Despite the advertisement, an LA Times review of the show didn't go over gloriously. "The pilot seems to prefer a more narrow and predictable slice of Los Angeles, one in which a mostly white police force takes on the crimes of the city's grittier (read: mostly nonwhite and immigrant) neighborhoods," wrote Mary McNamara. "Otherwise, there isn't anything here that we haven't seen before, and L.A. is -- at least in the pilot -- once again confined mostly to its urban core, which seems needlessly limiting."

But she continued to hold out hope for future episodes that maybe they will show Los Angeles' true geography as the show's description reads: "From the beaches of Malibu to the streets of East Los Angeles..." The LAPD doesn't patrol Malibu or the unincorporated East LA, but let's just hope that just marketing and not going to play a major role in the script. Besides that, it'd be nice to see a range of Los Angeles from the more unusual neighborhoods like Shadow Hills in the Valley or the well known but rarely in the spotlight San Pedro.

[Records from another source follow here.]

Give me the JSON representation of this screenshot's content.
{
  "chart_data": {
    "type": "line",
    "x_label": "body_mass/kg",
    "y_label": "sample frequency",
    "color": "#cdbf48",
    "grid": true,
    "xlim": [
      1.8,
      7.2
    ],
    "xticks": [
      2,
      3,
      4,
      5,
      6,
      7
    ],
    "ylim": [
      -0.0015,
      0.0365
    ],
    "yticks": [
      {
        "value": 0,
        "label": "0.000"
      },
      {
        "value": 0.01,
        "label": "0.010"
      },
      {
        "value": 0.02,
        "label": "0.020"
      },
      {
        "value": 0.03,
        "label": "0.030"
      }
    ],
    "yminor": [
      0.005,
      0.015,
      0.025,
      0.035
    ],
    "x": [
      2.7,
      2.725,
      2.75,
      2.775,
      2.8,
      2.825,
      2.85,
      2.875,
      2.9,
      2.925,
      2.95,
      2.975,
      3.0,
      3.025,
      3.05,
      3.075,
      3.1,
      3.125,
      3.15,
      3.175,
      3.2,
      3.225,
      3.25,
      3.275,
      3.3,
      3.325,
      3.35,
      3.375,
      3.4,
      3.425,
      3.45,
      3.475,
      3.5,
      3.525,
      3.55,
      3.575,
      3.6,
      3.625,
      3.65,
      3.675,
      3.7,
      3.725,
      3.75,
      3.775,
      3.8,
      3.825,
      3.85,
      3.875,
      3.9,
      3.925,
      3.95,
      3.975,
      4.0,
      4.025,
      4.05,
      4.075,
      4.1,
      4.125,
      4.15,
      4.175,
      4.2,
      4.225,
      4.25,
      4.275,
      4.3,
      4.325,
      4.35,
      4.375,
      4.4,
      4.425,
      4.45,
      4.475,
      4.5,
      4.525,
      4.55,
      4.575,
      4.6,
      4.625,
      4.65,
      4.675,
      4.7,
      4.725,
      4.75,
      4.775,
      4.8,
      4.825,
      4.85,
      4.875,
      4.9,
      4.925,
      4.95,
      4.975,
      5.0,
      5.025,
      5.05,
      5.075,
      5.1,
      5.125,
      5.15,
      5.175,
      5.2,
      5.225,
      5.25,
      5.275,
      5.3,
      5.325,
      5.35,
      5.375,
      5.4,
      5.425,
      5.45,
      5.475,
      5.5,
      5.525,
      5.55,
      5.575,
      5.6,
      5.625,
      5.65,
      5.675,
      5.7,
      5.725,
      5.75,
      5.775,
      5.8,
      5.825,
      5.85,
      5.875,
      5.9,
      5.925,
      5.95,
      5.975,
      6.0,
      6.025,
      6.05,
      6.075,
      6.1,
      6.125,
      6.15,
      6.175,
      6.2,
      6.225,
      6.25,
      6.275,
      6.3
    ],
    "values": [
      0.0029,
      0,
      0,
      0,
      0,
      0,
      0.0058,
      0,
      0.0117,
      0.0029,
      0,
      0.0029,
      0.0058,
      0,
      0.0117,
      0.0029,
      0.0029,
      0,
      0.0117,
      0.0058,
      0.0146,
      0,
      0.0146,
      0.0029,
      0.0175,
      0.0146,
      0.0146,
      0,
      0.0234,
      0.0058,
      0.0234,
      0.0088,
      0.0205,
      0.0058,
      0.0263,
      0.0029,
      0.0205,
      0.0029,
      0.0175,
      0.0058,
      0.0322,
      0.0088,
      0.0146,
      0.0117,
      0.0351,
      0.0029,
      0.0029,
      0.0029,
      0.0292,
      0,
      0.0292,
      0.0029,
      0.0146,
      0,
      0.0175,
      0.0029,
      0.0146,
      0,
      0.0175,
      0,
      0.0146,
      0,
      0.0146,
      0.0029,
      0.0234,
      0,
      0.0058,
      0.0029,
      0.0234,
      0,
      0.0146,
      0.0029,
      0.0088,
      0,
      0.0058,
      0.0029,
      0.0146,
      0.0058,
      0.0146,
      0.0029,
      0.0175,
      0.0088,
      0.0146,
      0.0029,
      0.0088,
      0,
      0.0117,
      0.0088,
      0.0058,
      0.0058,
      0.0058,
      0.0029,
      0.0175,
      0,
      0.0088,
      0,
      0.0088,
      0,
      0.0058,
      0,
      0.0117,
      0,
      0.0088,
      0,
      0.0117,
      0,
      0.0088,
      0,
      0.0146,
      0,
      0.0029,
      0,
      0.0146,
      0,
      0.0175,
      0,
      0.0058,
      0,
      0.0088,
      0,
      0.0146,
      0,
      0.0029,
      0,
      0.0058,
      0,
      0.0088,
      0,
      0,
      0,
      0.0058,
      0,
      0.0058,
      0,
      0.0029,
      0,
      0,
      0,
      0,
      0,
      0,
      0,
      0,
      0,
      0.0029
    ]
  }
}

Over at the New York Times, Alessandra Stanley gave it her initial approval: "[Last] Thursday’s pilot is one of the most gripping opening episodes of any network crime series. That’s partly because “Southland” leaves behind the hokey forensics fetishes of “CSI” and the soap-opera anguish of “Law & Order: Special Victims Unit”; it bypasses the trend of eccentric, mind-reading detectives in favor of the harsh realism and moral ambiguities of cable shows like “The Shield” and “Rescue Me” and even, to a point, “The Wire.”

And by gripping, she really meant it. Below is a clip literally ripped from the headlines, but done in a more realistic way. Here, a Black teenager walks of a DASH bus in South LA and is asked by a group of Latinos what neighborhood he's from. You know what happens next:

As listed in TV Junkie, Southland airs tonight at 10 p.m. on NBC. A baby girl will be found in the middle of a city intersection.